Одна судьба, один фургон, один прогон, один подлесок?
Нет, не беспечность.
ВсеМайдан.
ВсеКиев. ВсеОгонь. ВсеГоре.
За горизонтом — аватар.
«Одесса»…
Место наживное.

 

О том, о сем

Привеском смерти ночь-вещунья грозит обманному стеклу.
За окнами — одно раздумье.
И циркуль мрака метит мглу.

Пустотам — тризна.
Силе — радость.
Цинизму — мелочный расчет.

#Мастрид — что от меня осталось.
#Дуитерселф — суровый счет.

Какой суровости «не время»?
И грубости ль грозит фальстарт?

И выкриком кипит «останусь!».
И «Песнью песней» — «буду рад…».

Не тесен мир, посильна темень
Там, где Присцилле нипочем
Ни дум ночных столоверчение,
Ни отступлений нечет-чет.

Любовь — нежна.
Тиха разлука.
Беспутен ветер-самогон.

И только слухом,
Только слухом
Прорезан мир,

Определен.

 

МИХАИЛ НЕМЦЕВ

Проблема свидетеля

Начальник городской полиции размышляет о проблеме свидетеля.

Когда приказы его начальников исполняются методически,
когда он вполне уверен в своих подчиненных и их подчиненных,
не может не быть свидетеля. Об этом думает он. Кто-то из них, кто
как будто спокойно
(или пусть даже и неспокойно) заполняет
формуляры, насвистывая при этом, потом
вывезет под пряжкой ремня фотографии.
Или монашенка та напишет письмо в Ватикан,
или кто-то из вольнонаемных, специалистов по минному делу —
кто их разберет? — итальянцев, ирландцев, венесуэльцев… —
опубликует поклеп, переодетый под воспоминания.

«Воспоминания»!.. Начальник полиции расспрашивает сына, который когда-то
учился в столице живописи, о действии перспективы
и о том, что может увидеть тот, кто стоит в отдалении.
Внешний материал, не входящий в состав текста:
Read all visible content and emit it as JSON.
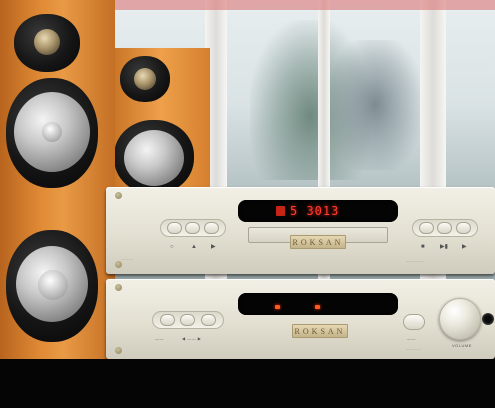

Но его-то
интересует другое: что может видеть тот, кто не должен видеть.
Так начальник городской полиции приходит к мысли о существовании Бога
и вдруг ощущает себя куском печенки на сковородке.
В этот вечер начальник городской полиции из верного слуги молодой Республики
превращается прямо-таки в марионетку молодой Республики.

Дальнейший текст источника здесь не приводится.